Perfecto. Te acompañaré en tu recorrido.

Lo primero y más importante es que te sientas cómodo. Imagino que estarás en casa o con los auriculares caminando por tu ciudad, esperando el autobús o una cita.

Para empezar, te propongo lo siguiente: escucha esta canción y simplemente tararea. Es muy IMPORTANTE que estés tranquilo y te sientas cómodo. Te proponemos acostarte en la cama o permitirte estar en el autobús absolutamente imbuido en la música. Ponerte auriculares te facilitará el adentramiento en la madriguera emocional. Repetimos: deja que tu mente viaje con la música y comienza a tararear.

Sigue tarareando.

¿Ya lo hiciste? Muy bien. ¿Cómo estás?, ¿cerraste los ojos?, ¿te sientes cómodo?, ¿conseguiste ver imágenes pasar por tu cabeza?, ¿tarareaste esas imágenes? ¡Genial!

Ahora vamos a adentrarnos en la madriguera.

 IMPORTANTE: No te compares, no intentes rimar, no pienses en nada que te limite. Cantar es darse un regalo; cantar es como comer o respirar. ¿Nadie se enfada si ve cómo la persona de al lado respira mejor que él, verdad? Pues lo mismo. El canto es hermoso y te permitirá acercarte a tu ser esencial. No te preocupes si desafinas, a todos nos pasa al principio. Recuerda una cosa importante: Algunas veces desafinamos para darnos por vencidos y poder ratificar que “efectivamente” no sabemos cantar. Nuestros alumnos desafinan mucho el primer día, pero,al final del curso, no queda ni una gota de aquello.

 

¿Estás preparado?, ¿Tu corazón está cómodo? ¡Vamos allá!

 

Escucha la canción y sigue tarareando como lo hacías antes. Ahora permite que las frases que aparecen en tu cabeza cobren espacio y, poco a poco, ve dejándolas salir. Sin prisa. Cantar en casa, de forma improvisada, es más difícil que hacerlo en grupo.

 

Te propongo los siguientes juegos:

 

Vamos a desarrollar un poco más lo anterior. Es importante que sientas que, al tararear, estás haciéndote un regalo. Es muy importante sentir que lo estás haciendo de VERDAD.

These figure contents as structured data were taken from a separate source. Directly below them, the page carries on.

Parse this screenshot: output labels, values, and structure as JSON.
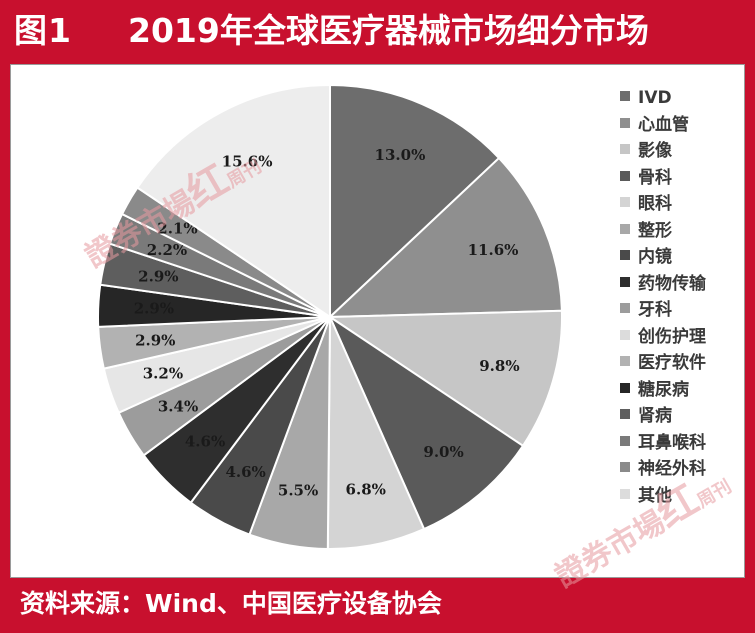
{
  "header": {
    "figure_label": "图1",
    "title": "2019年全球医疗器械市场细分市场"
  },
  "footer": {
    "source": "资料来源：Wind、中国医疗设备协会"
  },
  "watermark": {
    "text_main": "證券市場",
    "text_red": "红",
    "text_zhou": "周刊"
  },
  "colors": {
    "frame": "#c8102e",
    "text_on_frame": "#ffffff"
  },
  "chart_data": {
    "type": "pie",
    "title": "",
    "start_angle_deg": 0,
    "direction": "clockwise",
    "slices": [
      {
        "label": "IVD",
        "value": 13.0,
        "value_label": "13.0%",
        "color": "#6d6d6d"
      },
      {
        "label": "心血管",
        "value": 11.6,
        "value_label": "11.6%",
        "color": "#8f8f8f"
      },
      {
        "label": "影像",
        "value": 9.8,
        "value_label": "9.8%",
        "color": "#c6c6c6"
      },
      {
        "label": "骨科",
        "value": 9.0,
        "value_label": "9.0%",
        "color": "#5a5a5a"
      },
      {
        "label": "眼科",
        "value": 6.8,
        "value_label": "6.8%",
        "color": "#d4d4d4"
      },
      {
        "label": "整形",
        "value": 5.5,
        "value_label": "5.5%",
        "color": "#a8a8a8"
      },
      {
        "label": "内镜",
        "value": 4.6,
        "value_label": "4.6%",
        "color": "#4a4a4a"
      },
      {
        "label": "药物传输",
        "value": 4.6,
        "value_label": "4.6%",
        "color": "#2e2e2e"
      },
      {
        "label": "牙科",
        "value": 3.4,
        "value_label": "3.4%",
        "color": "#9c9c9c"
      },
      {
        "label": "创伤护理",
        "value": 3.2,
        "value_label": "3.2%",
        "color": "#e6e6e6"
      },
      {
        "label": "医疗软件",
        "value": 2.9,
        "value_label": "2.9%",
        "color": "#b2b2b2"
      },
      {
        "label": "糖尿病",
        "value": 2.9,
        "value_label": "2.9%",
        "color": "#262626"
      },
      {
        "label": "肾病",
        "value": 2.9,
        "value_label": "2.9%",
        "color": "#5e5e5e"
      },
      {
        "label": "耳鼻喉科",
        "value": 2.2,
        "value_label": "2.2%",
        "color": "#7a7a7a"
      },
      {
        "label": "神经外科",
        "value": 2.1,
        "value_label": "2.1%",
        "color": "#8a8a8a"
      },
      {
        "label": "其他",
        "value": 15.6,
        "value_label": "15.6%",
        "color": "#ededed"
      }
    ],
    "legend_position": "right"
  }
}
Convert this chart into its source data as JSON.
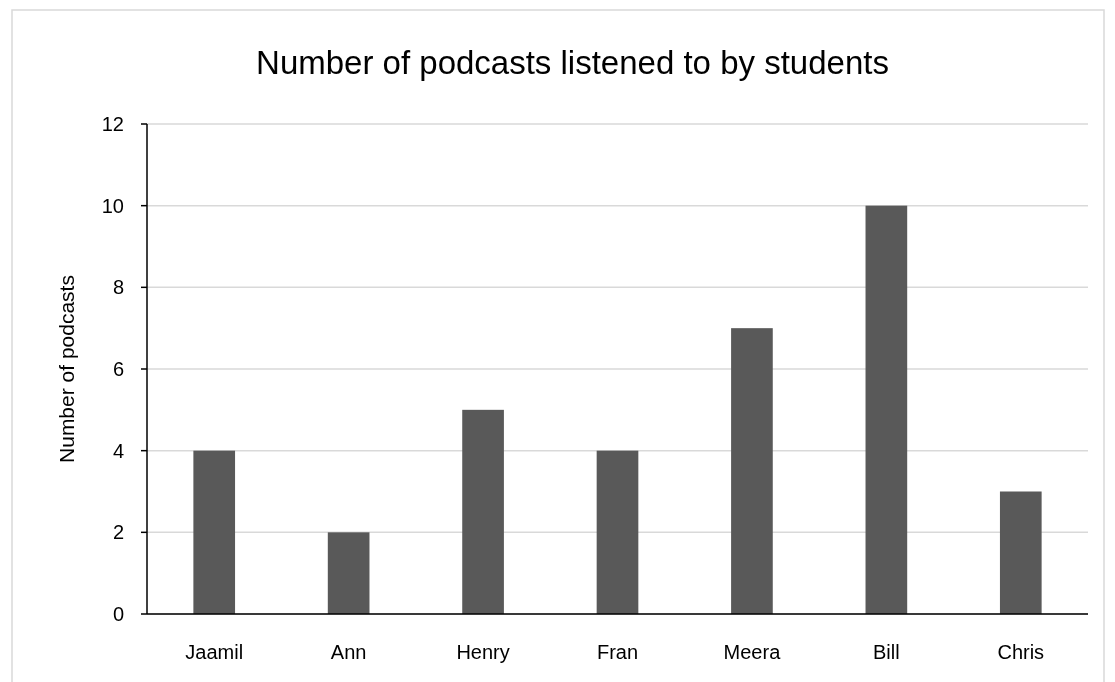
{
  "chart_data": {
    "type": "bar",
    "title": "Number of podcasts listened to by students",
    "ylabel": "Number of podcasts",
    "categories": [
      "Jaamil",
      "Ann",
      "Henry",
      "Fran",
      "Meera",
      "Bill",
      "Chris"
    ],
    "values": [
      4,
      2,
      5,
      4,
      7,
      10,
      3
    ],
    "color": "#595959",
    "ylim": [
      0,
      12
    ],
    "yticks": [
      0,
      2,
      4,
      6,
      8,
      10,
      12
    ],
    "grid": "y"
  }
}
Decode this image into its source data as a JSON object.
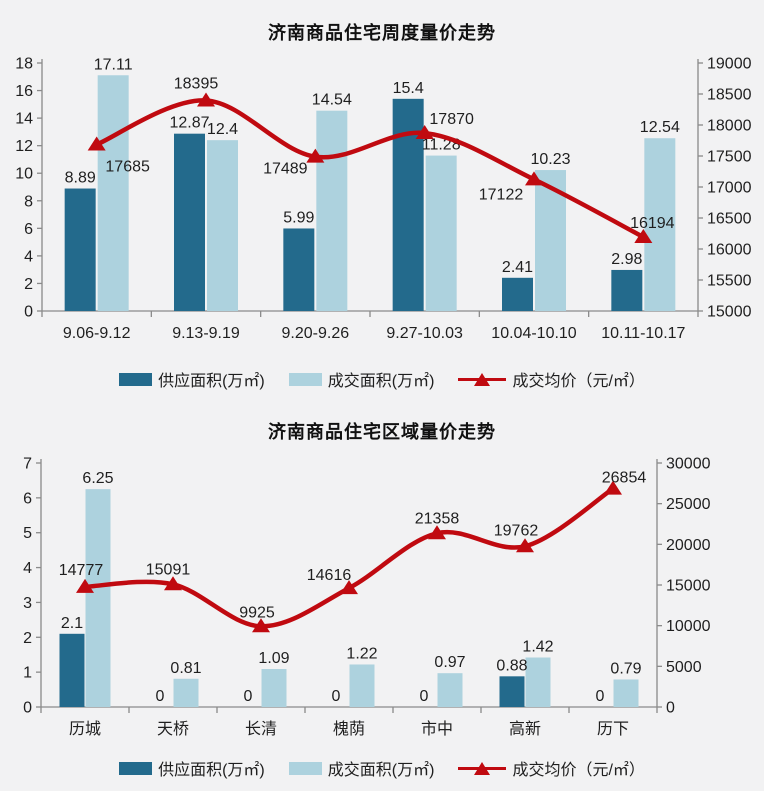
{
  "page": {
    "background": "#f2f2f3"
  },
  "colors": {
    "supply_bar": "#236a8c",
    "deal_bar": "#add2de",
    "price_line": "#c00a10",
    "axis": "#8a8a8a",
    "text": "#1f1f1f"
  },
  "chart_data": [
    {
      "type": "bar",
      "subtype": "bar+line-combo",
      "title": "济南商品住宅周度量价走势",
      "categories": [
        "9.06-9.12",
        "9.13-9.19",
        "9.20-9.26",
        "9.27-10.03",
        "10.04-10.10",
        "10.11-10.17"
      ],
      "series": [
        {
          "name": "供应面积(万㎡)",
          "type": "bar",
          "axis": "left",
          "values": [
            8.89,
            12.87,
            5.99,
            15.4,
            2.41,
            2.98
          ]
        },
        {
          "name": "成交面积(万㎡)",
          "type": "bar",
          "axis": "left",
          "values": [
            17.11,
            12.4,
            14.54,
            11.28,
            10.23,
            12.54
          ]
        },
        {
          "name": "成交均价（元/㎡）",
          "type": "line",
          "axis": "right",
          "values": [
            17685,
            18395,
            17489,
            17870,
            17122,
            16194
          ]
        }
      ],
      "left_axis": {
        "min": 0,
        "max": 18,
        "step": 2
      },
      "right_axis": {
        "min": 15000,
        "max": 19000,
        "step": 500
      },
      "grid": false,
      "legend_position": "bottom",
      "data_labels": true
    },
    {
      "type": "bar",
      "subtype": "bar+line-combo",
      "title": "济南商品住宅区域量价走势",
      "categories": [
        "历城",
        "天桥",
        "长清",
        "槐荫",
        "市中",
        "高新",
        "历下"
      ],
      "series": [
        {
          "name": "供应面积(万㎡)",
          "type": "bar",
          "axis": "left",
          "values": [
            2.1,
            0,
            0,
            0,
            0,
            0.88,
            0
          ]
        },
        {
          "name": "成交面积(万㎡)",
          "type": "bar",
          "axis": "left",
          "values": [
            6.25,
            0.81,
            1.09,
            1.22,
            0.97,
            1.42,
            0.79
          ]
        },
        {
          "name": "成交均价（元/㎡）",
          "type": "line",
          "axis": "right",
          "values": [
            14777,
            15091,
            9925,
            14616,
            21358,
            19762,
            26854
          ]
        }
      ],
      "left_axis": {
        "min": 0,
        "max": 7,
        "step": 1
      },
      "right_axis": {
        "min": 0,
        "max": 30000,
        "step": 5000
      },
      "grid": false,
      "legend_position": "bottom",
      "data_labels": true
    }
  ]
}
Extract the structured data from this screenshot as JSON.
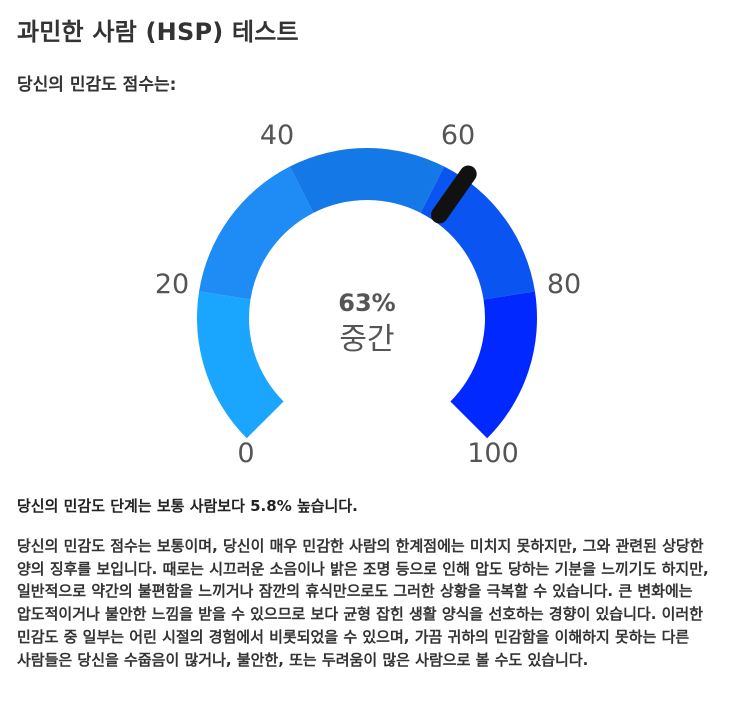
{
  "header": {
    "title": "과민한 사람 (HSP) 테스트",
    "subtitle": "당신의 민감도 점수는:"
  },
  "gauge": {
    "value_percent": 63,
    "value_label": "63%",
    "level_label": "중간",
    "scale_labels": [
      "0",
      "20",
      "40",
      "60",
      "80",
      "100"
    ],
    "min": 0,
    "max": 100,
    "colors": {
      "segment_0_20": "#1aa6ff",
      "segment_20_40": "#1f8cf5",
      "segment_40_60": "#1479e6",
      "segment_60_80": "#0a55f2",
      "segment_80_100": "#0028ff",
      "needle": "#111111"
    }
  },
  "summary": {
    "prefix": "당신의 민감도 단계는 보통 사람보다 ",
    "percent": "5.8%",
    "suffix": " 높습니다."
  },
  "description": "당신의 민감도 점수는 보통이며, 당신이 매우 민감한 사람의 한계점에는 미치지 못하지만, 그와 관련된 상당한 양의 징후를 보입니다. 때로는 시끄러운 소음이나 밝은 조명 등으로 인해 압도 당하는 기분을 느끼기도 하지만, 일반적으로 약간의 불편함을 느끼거나 잠깐의 휴식만으로도 그러한 상황을 극복할 수 있습니다. 큰 변화에는 압도적이거나 불안한 느낌을 받을 수 있으므로 보다 균형 잡힌 생활 양식을 선호하는 경향이 있습니다. 이러한 민감도 중 일부는 어린 시절의 경험에서 비롯되었을 수 있으며, 가끔 귀하의 민감함을 이해하지 못하는 다른 사람들은 당신을 수줍음이 많거나, 불안한, 또는 두려움이 많은 사람으로 볼 수도 있습니다."
}
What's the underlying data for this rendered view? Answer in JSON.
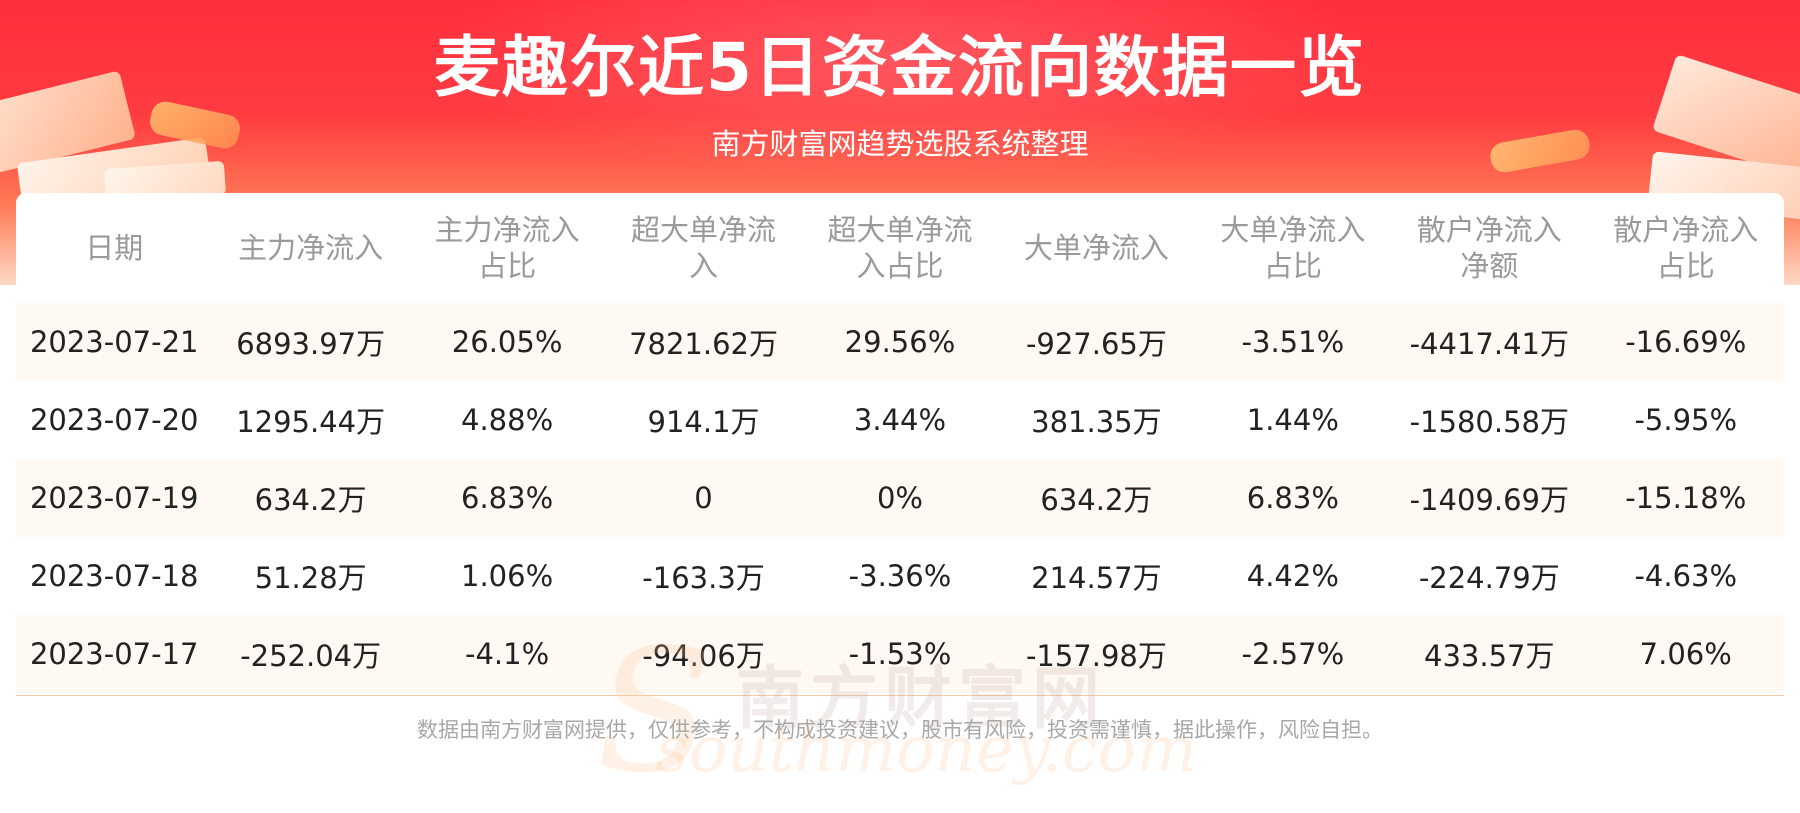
{
  "header": {
    "title": "麦趣尔近5日资金流向数据一览",
    "subtitle": "南方财富网趋势选股系统整理"
  },
  "table": {
    "columns": [
      [
        "日期"
      ],
      [
        "主力净流入"
      ],
      [
        "主力净流入",
        "占比"
      ],
      [
        "超大单净流",
        "入"
      ],
      [
        "超大单净流",
        "入占比"
      ],
      [
        "大单净流入"
      ],
      [
        "大单净流入",
        "占比"
      ],
      [
        "散户净流入",
        "净额"
      ],
      [
        "散户净流入",
        "占比"
      ]
    ],
    "rows": [
      [
        "2023-07-21",
        "6893.97万",
        "26.05%",
        "7821.62万",
        "29.56%",
        "-927.65万",
        "-3.51%",
        "-4417.41万",
        "-16.69%"
      ],
      [
        "2023-07-20",
        "1295.44万",
        "4.88%",
        "914.1万",
        "3.44%",
        "381.35万",
        "1.44%",
        "-1580.58万",
        "-5.95%"
      ],
      [
        "2023-07-19",
        "634.2万",
        "6.83%",
        "0",
        "0%",
        "634.2万",
        "6.83%",
        "-1409.69万",
        "-15.18%"
      ],
      [
        "2023-07-18",
        "51.28万",
        "1.06%",
        "-163.3万",
        "-3.36%",
        "214.57万",
        "4.42%",
        "-224.79万",
        "-4.63%"
      ],
      [
        "2023-07-17",
        "-252.04万",
        "-4.1%",
        "-94.06万",
        "-1.53%",
        "-157.98万",
        "-2.57%",
        "433.57万",
        "7.06%"
      ]
    ]
  },
  "watermark": {
    "cn": "南方财富网",
    "en": "southmoney.com"
  },
  "footer": {
    "disclaimer": "数据由南方财富网提供，仅供参考，不构成投资建议，股市有风险，投资需谨慎，据此操作，风险自担。"
  },
  "colors": {
    "banner_red": "#ff2f3e",
    "header_text": "#9a9a9a",
    "row_stripe": "#fff8f3"
  }
}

Es muy común sentir frustración al principio. Para cantar necesitamos DARNOS, sino nuestra voz sale a medio gas y al final sentimos que el trabajo no ha sido satisfactorio.

Busca un momento en tu día en el que puedas estar solo y conectado contigo mismo. Ponte los auriculares y deja que tu mente viaje. Comienza a tararear sintiendo que te abandonas a la música.